RALEIGH — A non-profit formed in 2020 to help school districts during the COVID-19 pandemic will be getting $13.5 million from federal relief funds to continue what was supposed to be temporary work.
The N.C. Education Corps (NCEC) has recruited tutors to help districts with instruction challenges and learning loss. Two areas NCEC has had a focus on during the 2021-2022 school year are K-3 literacy and aligning that work with the N.C. Department of Public Instruction’s literacy initiatives.
The $13.5 million will come from the third round of the federal Elementary and Secondary School Emergency Relief Fund (ESSER III).
According to presentation given at a January meeting of the American Rescue Plan Committee of Practitioners, “The program shall focus on accelerating COVID-19 learning recovery with students, families, and school personnel, particularly through high-impact literacy tutors grounded in the Science of Reading and reading instruction.”
NCEC has already received quite a bit of private and public funding. The group received $100,000 from the Governor’s Emergency Education Relief (GEER) Fund, a part of the federal CARES Act in its early stages.

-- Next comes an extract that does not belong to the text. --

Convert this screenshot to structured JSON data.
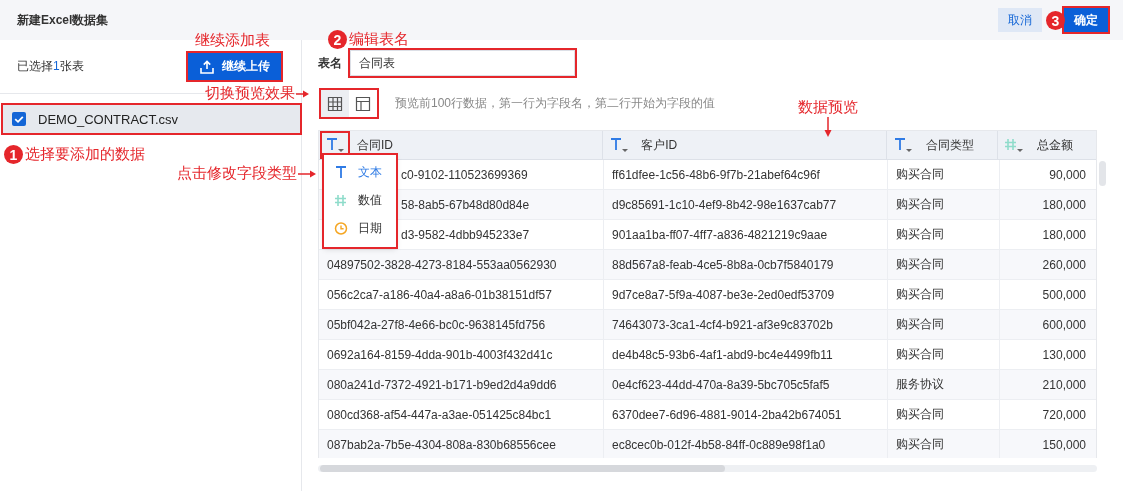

Additionally, NCEC also has received a steady stream of money from the N.C. Education Fund, which N.C. State Board of Education Chairman Eric Davis described as a “holding fund” for grant money that would first come via “FAST NC.” The link to FAST NC on the Department of Public Instruction’s website is now defunct.
Records show that the NC Education Fund had four separate donations totaling $900,000 spanning Aug. 2020 through April 1, 2021. The donations included $500,000 from Foundation for the Carolinas, $100,000 from C D Spangler Foundation, $200,000 from the SECU Foundation, and $100,000 from the Mebane Charitable Foundation Inc.
In April of 2021, NCEC asked for $500,000 to continue operating. By August, the group requested another grant of $246,622.